La conversion keynésienne

C'est seulement au XXe siècle que l'intervention économique de l'État devient clairement assumée. Le triple choc que constitue l'enchaînement guerre/crise/guerre entre 1914 et 1945 ouvre une vaste réflexion sur la réforme de l'État, qui mobilise tout un mouvement modernisateur. Le consensus nouveau établi à la Libération légitime l'État dans le rôle de grand régulateur au service du progrès. Mais ce n'est pas tant l'État qui a changé, que le statut de l'économie. En fait, une révolution intellectuelle s'est produite : l'emploi, le pouvoir d'achat, la croissance ne sont plus les résultats des lois « naturelles » de l'équilibre, mais des objectifs à atteindre ; l'économie est maintenant vue comme un système de variables et de flux à optimiser. La notion de politique économique se charge alors d'un sens beaucoup plus fort, et devient volontariste. L'État est non seulement organisateur, aménageur, entrepreneur, mais aussi régulateur global. Il est le capitaine du navire.

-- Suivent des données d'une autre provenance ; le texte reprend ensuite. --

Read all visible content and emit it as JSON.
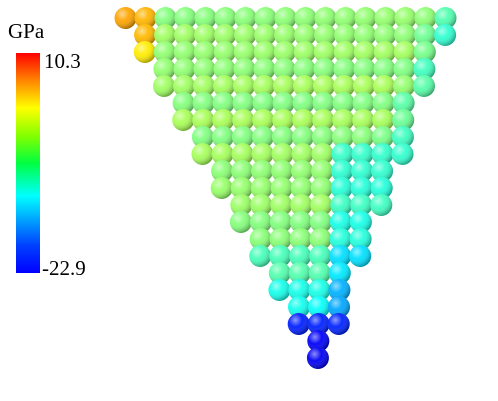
{
  "colorbar": {
    "unit": "GPa",
    "max": 10.3,
    "min": -22.9
  }
}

En l'occurrence, l'État, ce sont ici les hauts fonctionnaires du ministère des Finances : une génération de technocrates modernistes, qui ont accompli ce que Michel Margairaz appelle une « conversion » aux idées de Keynes. Les hommes politiques ont acquiescé, souscrivant au nouveau consensus productiviste qui marque les « trente glorieuses ». L'État a alors massivement investi l'économie, et la dépense publique a joué un rôle majeur dans l'équipement lourd du pays. Les « commissions de modernisation » du Plan ont alors scellé une intense collaboration entre ingénieurs d'État et entrepreneurs. Mais si ces derniers sont effectivement consultés, c'est toujours sous la tutelle de l'administration, et sans grande autonomie, faute d'une capacité à imposer la négociation collective paritaire.

Si l'expertise administrative prend alors une telle importance, c'est que demeure profondément ancré dans les consciences républicaines le tabou de la représentation des intérêts socio-professionnels, toujours suspects de corporatisme : en 1946, la création d'un Sénat représentant les « forces vives » a été écartée au profit d'un simple Conseil économique et social aux pouvoirs bien plus restreints.

L'État par défaut

L'intervention de l'État dans la vie économique et l'organisation des relations sociales est donc simplement à la mesure de la faiblesse historique et structurelle des organisations de la société civile depuis la Révolution. En France, la négociation collective n'est pratiquée que de façon partielle, fragmentaire, sectorielle (elle n'est globale que lors des crises sociales majeures). Cet émiettement laisse de nombreux pans de la société en dehors des processus de négociation, et contribue à la dilution de la société civile dans une multitude d'organismes plus ou moins rivaux dans leurs domaines respectifs. Par conséquent, la seule instance susceptible de donner de la cohérence à ces arrangements sociaux dispersés reste... l'État, auquel cette situation laisse largement le champ libre. Il arrive aussi que, cherchant à tout prix des interlocuteurs-partenaires, l'État accorde un brevet de « représentativité » à certains groupes d'intérêt, leur procurant d'en haut légitimité et influence ; mais le jeu est alors faussé.

Entendons : la question n'est pas celle du « poids » supposé d'un État qui serait par nature interventionniste, mais bien plutôt de la place qui lui est laissée, du fait de la faiblesse historique du paritarisme ; une place mal définie, qui vient simplement combler un vide. S'il intervient, c'est justement en grande partie par défaut : nullement État-Leviathan, il est un État-pompier, régulateur du social par force, pour compenser les ratés ou combler l'absence d'autorégulation collective par les grands acteurs sociaux.

Dans ce contexte, il ne sert à rien d'accabler le pauvre Colbert, qui n'en peut mais... La seule critique crédible de l'interventionnisme étatique consiste à promouvoir la négociation collective en offrant les moyens d'une véritable représentation pluraliste des intérêts collectifs. Car faute de savoir laisser la société civile libre de s'auto-organiser, on risque de se trouver désarmé devant la vague de dérégulation sauvage, et d'abandonner la société à son atomisation angoissée, avec toutes les conséquences imprévisibles qui peuvent en découler.